Калугин был рад, что чекист ухватился за версию «сион» и перешел на открытый допрос. Выходит, убедился, что великий импровизатор не Алхимик, а может быть, наоборот, Квашонкин — Алхимик, а помощница — Берегиня Яснопольская?
По задуманному плану Воркун останется в ризнице до прихода интуриста из Берлина. Историк не стал мешать чекисту и распрощался с обоими.
По Кремлевской площади пронесся в пролетке нэпман Морозов. Строй красноармейцев в летних буденовках дружно отбивал шаг по асфальту. Громкоговоритель, прозванный «радиоглоткой», объявил десять часов. Возле восточной арки показался доктор философии. «Что-то он расскажет о нас?» — подумал Калугин.
Я был не прав: русский ум не уступает немецкому, а в некотором роде превосходит целеустремленностью. Здешний мыслитель Калугин вскрыл диалектическую основу координат Декарта, предугадал четвертое состояние вещества и обосновал всеобщий закон сохранения, который выразил формулой квадрата превращений. Оказывается, все законы сохранения имеют два плюса и два минуса.

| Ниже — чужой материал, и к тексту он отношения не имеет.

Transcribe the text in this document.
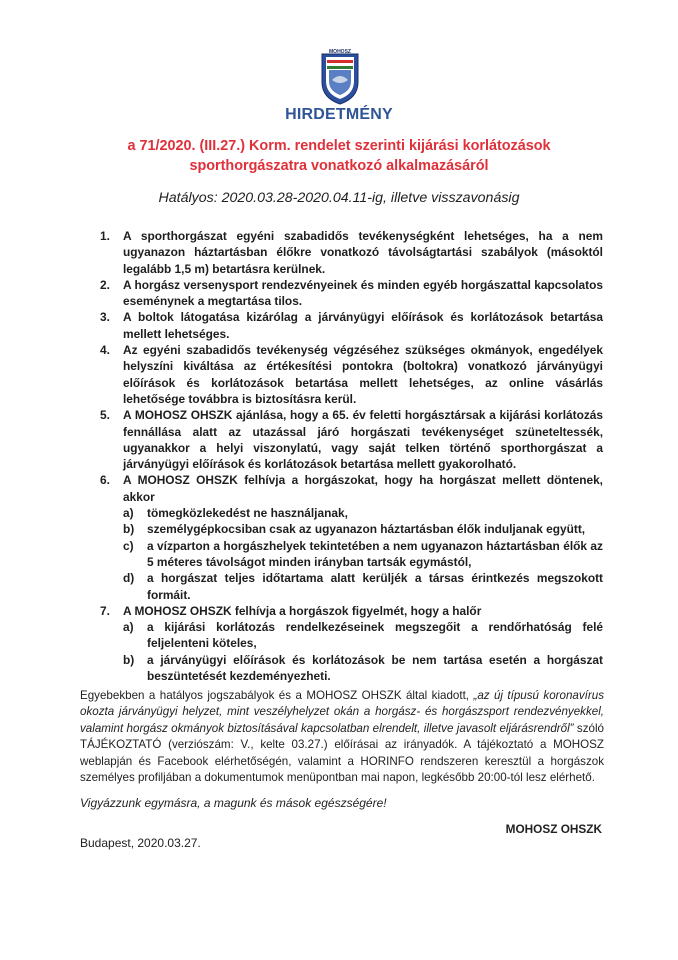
MOHOSZ
HIRDETMÉNY
a 71/2020. (III.27.) Korm. rendelet szerinti kijárási korlátozások
sporthorgászatra vonatkozó alkalmazásáról
Hatályos: 2020.03.28-2020.04.11-ig, illetve visszavonásig
1. A sporthorgászat egyéni szabadidős tevékenységként lehetséges, ha a nem ugyanazon háztartásban élőkre vonatkozó távolságtartási szabályok (másoktól legalább 1,5 m) betartásra kerülnek.
2. A horgász versenysport rendezvényeinek és minden egyéb horgászattal kapcsolatos eseménynek a megtartása tilos.
3. A boltok látogatása kizárólag a járványügyi előírások és korlátozások betartása mellett lehetséges.
4. Az egyéni szabadidős tevékenység végzéséhez szükséges okmányok, engedélyek helyszíni kiváltása az értékesítési pontokra (boltokra) vonatkozó járványügyi előírások és korlátozások betartása mellett lehetséges, az online vásárlás lehetősége továbbra is biztosításra kerül.
5. A MOHOSZ OHSZK ajánlása, hogy a 65. év feletti horgásztársak a kijárási korlátozás fennállása alatt az utazással járó horgászati tevékenységet szüneteltessék, ugyanakkor a helyi viszonylatú, vagy saját telken történő sporthorgászat a járványügyi előírások és korlátozások betartása mellett gyakorolható.
6. A MOHOSZ OHSZK felhívja a horgászokat, hogy ha horgászat mellett döntenek, akkor
a) tömegközlekedést ne használjanak,
b) személygépkocsiban csak az ugyanazon háztartásban élők induljanak együtt,
c) a vízparton a horgászhelyek tekintetében a nem ugyanazon háztartásban élők az 5 méteres távolságot minden irányban tartsák egymástól,
d) a horgászat teljes időtartama alatt kerüljék a társas érintkezés megszokott formáit.
7. A MOHOSZ OHSZK felhívja a horgászok figyelmét, hogy a halőr
a) a kijárási korlátozás rendelkezéseinek megszegőit a rendőrhatóság felé feljelenteni köteles,
b) a járványügyi előírások és korlátozások be nem tartása esetén a horgászat beszüntetését kezdeményezheti.
Egyebekben a hatályos jogszabályok és a MOHOSZ OHSZK által kiadott, „az új típusú koronavírus okozta járványügyi helyzet, mint veszélyhelyzet okán a horgász- és horgászsport rendezvényekkel, valamint horgász okmányok biztosításával kapcsolatban elrendelt, illetve javasolt eljárásrendről” szóló TÁJÉKOZTATÓ (verziószám: V., kelte 03.27.) előírásai az irányadók. A tájékoztató a MOHOSZ weblapján és Facebook elérhetőségén, valamint a HORINFO rendszeren keresztül a horgászok személyes profiljában a dokumentumok menüpontban mai napon, legkésőbb 20:00-tól lesz elérhető.
Vigyázzunk egymásra, a magunk és mások egészségére!
MOHOSZ OHSZK
Budapest, 2020.03.27.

Он внешне похож на Сократа, но мудрый грек мастер наводящих вопросов, а новгородец подводит к ближайшей вещи и вскрывает ее глубинную суть — противоречие. Эффект потрясающий! Читаешь не страницы книг, а кресты, дома, башни, градусники, куранты — весь город и его пейзаж. Японский сад камней — символ бесконечного созерцания, символ одной гносеологической детали: и то слава на весь мир! А здесь все прочитывается диалектично!
Монумент Тысячелетия — кафедра истории, ковчег знаменитостей, трибуна стратегов, зеркало русской революции, венок дружбы народов, символ долголетия государства, свод отечественной философии да еще манящий к себе сфинкс.
Передай, пожалуйста, письмо Марте.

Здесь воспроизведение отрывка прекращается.